The intra-operative variables noted were the type of anaesthesia, occurrence of episodes of hypotension, hypertension and cardiac ischaemia. Hypotension in the peri-operative period was defined as systolic blood pressure (SBP) 25% lower than the baseline value for 5 or more minutes, patients requiring fluid boluses, vasopressors or inotropes for management of haemodynamics. Cardiac ischaemia was diagnosed when the new ST-T changes were more than 1mm for more than 15 minutes, elevation of Troponin T enzyme levels and/or associated hypotension or hypertension. Hypertension was labelled when the SBP was >160 mmHg and / or diastolic blood pressure >110 mmHg for more than 10 minutes in the intra-operative period, requiring boluses or continuous infusion of vasodilators like nitroglycerin. The post-operative complications of cardiac ischaemia, deep vein thrombosis (DVT)/ pulmonary thromboembolism (PTE), fluid and electrolyte abnormalities, gastrointestinal complications, respiratory complications, neurologic complications, wound infections and other complications were noted until discharge or death. DVT was assessed clinically by symptoms and signs of lower limb swelling, localised tenderness along the lower limb veins, calf tenderness and calf swelling. The diagnosis was confirmed by Doppler examination. Patients having nausea, vomiting, diarrhoea and abdominal pain were considered to have gastrointestinal complications. Patients presenting with delirium, stroke or transient ischaemic attack were considered to have neurologic complications. Patients having cough with expectoration, crepitations, new infiltrates on chest radiograph and inadequate respiratory effort were considered to have respiratory complications. Hyponatraemia was defined as sodium levels less than 130 mEq/ml. The length of post-operative hospital stay (LPOHS) (interval between surgery and discharge from the hospital or death) was noted. The occurrence of intra-operative and post-operative complications was considered as a surrogate measure of outcome of the anaesthetic protocols and in-hospital mortality as a final measure of anaesthetic management. The peri-operative variables were noted and the measures of outcomes were compared between the two groups. Although not considered during the initial planning of the study, independent risk factors for intra-operative and post-operative complications and mortality were determined post-hoc from the total data set.

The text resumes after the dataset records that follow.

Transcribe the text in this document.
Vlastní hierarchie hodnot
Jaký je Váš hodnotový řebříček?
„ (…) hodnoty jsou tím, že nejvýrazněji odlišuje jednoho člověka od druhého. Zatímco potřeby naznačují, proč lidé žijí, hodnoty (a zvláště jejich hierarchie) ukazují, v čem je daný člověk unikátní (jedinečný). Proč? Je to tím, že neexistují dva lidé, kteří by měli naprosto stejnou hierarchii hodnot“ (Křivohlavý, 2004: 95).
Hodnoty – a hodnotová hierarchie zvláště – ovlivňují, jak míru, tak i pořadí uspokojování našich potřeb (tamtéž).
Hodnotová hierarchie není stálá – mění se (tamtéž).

Statistical analysis was performed using SPSS13. Comparison of continuous variables like age, serum sodium levels (mEq/dl), haemoglobin (Hb gm%), blood urea (mg/dl), serum creatinine, SBP, fasting blood sugar (FBS) and LPOHS between the two groups- group 1999 and group 2007 was made using independent sample T test. Comparison of categorical variables like hypertension, diabetes, presence of hyper/hyponatraemia, coronary artery disease, use of beta blockers, X-ray changes, abnormal echocardiography findings, valvular heart disease (VHD), arrhythmias, conduction block defects, neurological disorders, respiratory disorders, smoking, bed sore, fever, DVT prophylaxis, abnormal renal findings and hyperkalaemia were compared between the two groups using Chi-square test. A P value < 0.05 was considered as significant for all tests.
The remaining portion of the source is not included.